Thursday, May 18, 2017

Shrine: Liz Janisse

This term's discussion about memorials—everything from shrines to stupas, monuments to living memorials—has taken us all over Lexington, Washington D.C., and even the world in our analysis of design, form, ritual, planning, process, and context. In hindsight, at the heart of all these places is a common goal: acknowledging loss. 

This assignment brought loss and grief to the forefront. It is a piercing reminder of why we fight so hard to remember—because the fear of losing these memories far outweighs the cost of memorializing them. 

Millions of dollars and hours of labor have all led to the creation of countless memorials. But perhaps it is the depth of emotion felt that truly gives these sites their value. 

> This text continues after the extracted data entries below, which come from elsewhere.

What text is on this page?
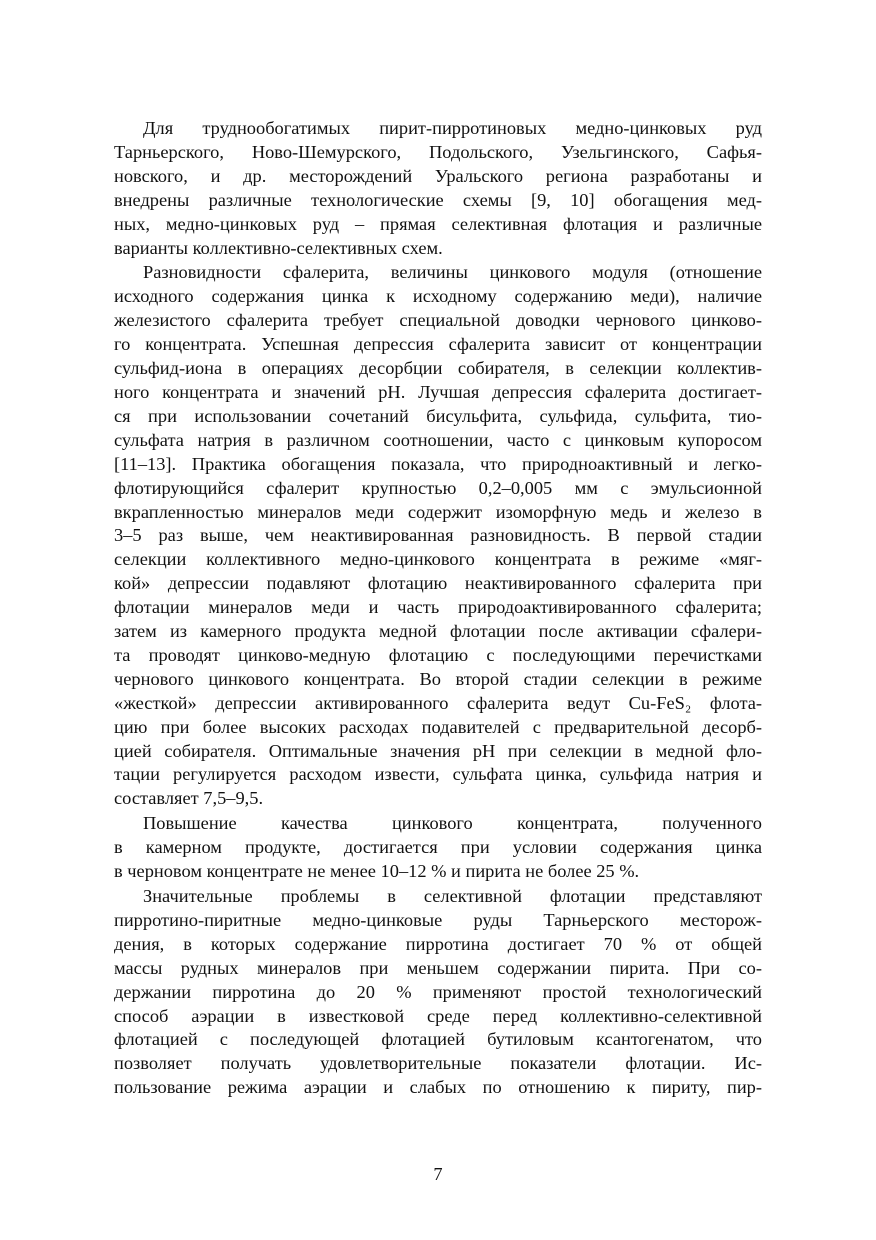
Для труднообогатимых пирит-пирротиновых медно-цинковых руд
Тарньерского, Ново-Шемурского, Подольского, Узельгинского, Сафья-
новского, и др. месторождений Уральского региона разработаны и
внедрены различные технологические схемы [9, 10] обогащения мед-
ных, медно-цинковых руд – прямая селективная флотация и различные
варианты коллективно-селективных схем.
Разновидности сфалерита, величины цинкового модуля (отношение
исходного содержания цинка к исходному содержанию меди), наличие
железистого сфалерита требует специальной доводки чернового цинково-
го концентрата. Успешная депрессия сфалерита зависит от концентрации
сульфид-иона в операциях десорбции собирателя, в селекции коллектив-
ного концентрата и значений pH. Лучшая депрессия сфалерита достигает-
ся при использовании сочетаний бисульфита, сульфида, сульфита, тио-
сульфата натрия в различном соотношении, часто с цинковым купоросом
[11–13]. Практика обогащения показала, что природноактивный и легко-
флотирующийся сфалерит крупностью 0,2–0,005 мм с эмульсионной
вкрапленностью минералов меди содержит изоморфную медь и железо в
3–5 раз выше, чем неактивированная разновидность. В первой стадии
селекции коллективного медно-цинкового концентрата в режиме «мяг-
кой» депрессии подавляют флотацию неактивированного сфалерита при
флотации минералов меди и часть природоактивированного сфалерита;
затем из камерного продукта медной флотации после активации сфалери-
та проводят цинково-медную флотацию с последующими перечистками
чернового цинкового концентрата. Во второй стадии селекции в режиме
«жесткой» депрессии активированного сфалерита ведут Cu-FeS₂ флота-
цию при более высоких расходах подавителей с предварительной десорб-
цией собирателя. Оптимальные значения pH при селекции в медной фло-
тации регулируется расходом извести, сульфата цинка, сульфида натрия и
составляет 7,5–9,5.
Повышение качества цинкового концентрата, полученного
в камерном продукте, достигается при условии содержания цинка
в черновом концентрате не менее 10–12 % и пирита не более 25 %.
Значительные проблемы в селективной флотации представляют
пирротино-пиритные медно-цинковые руды Тарньерского месторож-
дения, в которых содержание пирротина достигает 70 % от общей
массы рудных минералов при меньшем содержании пирита. При со-
держании пирротина до 20 % применяют простой технологический
способ аэрации в известковой среде перед коллективно-селективной
флотацией с последующей флотацией бутиловым ксантогенатом, что
позволяет получать удовлетворительные показатели флотации. Ис-
пользование режима аэрации и слабых по отношению к пириту, пир-
7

The shrine I made for my uncle Dan is very simple in design and structure. The meaning of the glass is twofold—he enjoyed glass blowing during his life, and alcoholism (symbolized by the idea of glass bottles) played a major role in his demise. In this way, the glass pieces have a lot of meaning as the fabric of my memorial. 

The colors and the water remind me of Lake Michigan—a place I have always known and loved. In his home in Door County, the Wisconsin peninsula that extends into Lake Michigan, my uncle would have always been surrounded by water. This plays a big role in the shrine. 

Additionally, the water fills only about 3/4 of my shrine. This is symbolic of a life cut short—not as full or expansive as perhaps it ought to have been. The water obscures the forms below it—this represents the lack of clarity present in his death. To this day, we still don't know exactly what happened. 

The three rocks at the center represent the three sons he left behind—the most important part of his life. They stand in opaque contrast to the translucent glass and water that surrounds them. They are at the heart of everything. 

The weight of the whole shrine—between glass, rocks, and water—represents the weight of the guilt I feel. I wasn't there for the funeral. I wasn't there to say goodbye or wipe the tears of my cousins or acknowledge how much my uncle meant to me, despite the times when he wasn't able to be there for me. 

This memorial represents an acknowledgement of the grief that I haven't been able to process fully over the past 5 months. I hope that giving it to my father will help him remember his little brother for all the good my Uncle Dan did in his life. 

The only thing more painful than the grief is the idea of forgetting this loss. I hope my uncle knows that his memory lives on in the lives and joy of those who loved him most.